Bonhôte Pierre · Ständerat · 2007-06-21
Bonhôte Pierre · Ständerat · Neuenburg · Sozialdemokratische Fraktion · 2007-06-21
Wortprotokoll
La proposition de la minorité ne vise pas à imposer une réserve dans le cadre de cet accord, qui serait susceptible de le faire échouer, mais bien d'en préciser, à l'usage interne de la Suisse à l'intention du Ministère public de la Confédération, certaines modalités d'application. On sait que le partenaire avec lequel nous concluons cet accord viole une partie du droit international, notamment les Conventions de Genève et la Convention de l'ONU contre la torture et autres peines ou traitements cruels, inhumains ou dégradants. Nous ne pouvons donc pas décréter une collaboration complète en matière d'enquêtes policières sans poser quelques garde-fous. La proposition que vous fait la minorité consiste à placer précisément ces garde-fous. Elle ne repose pas sur des réflexions théoriques, mais bien sur des cas précis.
L'an dernier, effectivement, le Ministère public de la Confédération a recherché des informations auprès de détenus de Guantanamo au travers des autorités judiciaires américaines. Cela constitue une pratique inadmissible et, à mon sens, illégale. Le procureur par intérim de la Confédération a assuré au début de cette année que cela ne se reproduirait plus. Pourtant, cela s'est produit, bien que, comme nous l'a dit Monsieur le conseiller fédéral Blocher tout à l'heure, le contraire semblait aller de soi. Aussi, pour bien confirmer que nous ne voulons plus que des dérapages de ce genre aient lieu, il nous paraît nécessaire que des directives soient édictées à l'intention du Ministère public, de manière à ce qu'il sache précisément quelle attitude il doit adopter dans la mise en oeuvre de cet accord.
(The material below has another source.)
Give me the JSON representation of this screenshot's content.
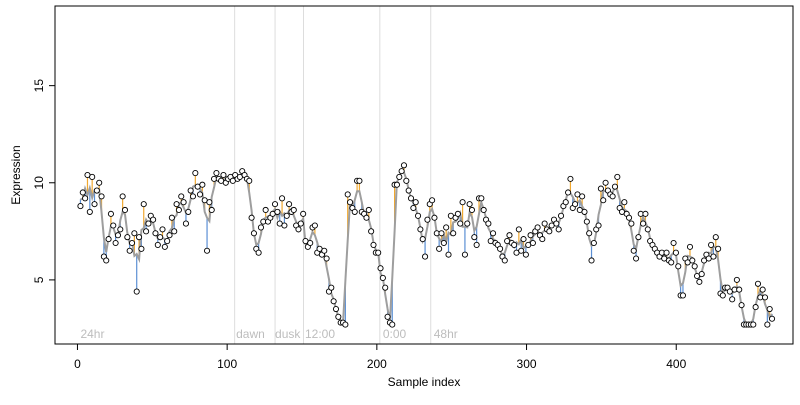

Ainsi, la collaboration devrait être interrompue si le Ministère public soupçonne que des informations ou des preuves ont été récoltées selon des moyens contraires au droit suisse ou sur la base de concepts inconnus du droit international. On pense notamment au concept d'ennemis combattants que les Etats-Unis utilisent pour contourner les Conventions de Genève. Une telle disposition est à mon sens indispensable pour éviter la compromission de la Suisse dans des agissements qui minent le droit international et font reculer l'humanité. Elle n'affaiblit pas l'accord qui prévoit, à l'article 1 alinéa 2, que l'intervention des équipes d'enquête se fait d'entente entre les autorités de poursuite pénale des deux Etats, qui restent donc libres de déterminer leurs modalités. C'est bien parce que les Etats-Unis ont une conception territoriale de la légalité, comme nous l'a exposé Monsieur Marty, que cette disposition est plus nécessaire ici qu'elle ne l'est pour d'autres Etats.
Si nous n'avons pas inscrit une telle disposition dans d'autres accords conclus préalablement avec d'autres Etats, en particulier avec les Etats membres du Conseil de l'Europe, c'est que nous n'avions pas connaissance de cas qui pouvaient justifier que l'on inscrive de telles dispositions dans l'accord. Ici, pour les Etats-Unis, nous avons connaissance du cas de l'obtention d'informations auprès de détenus de Guantanamo. C'est ce qui justifie donc cette proposition et ce traitement particulier des Etats-Unis par rapport aux autres pays. Rappelons aussi que les Etats du Conseil de l'Europe avec lequel nous avons de semblables accords sont soumis à la Convention européenne des droits de l'homme.
Ainsi, je vous invite à adopter la proposition de la minorité.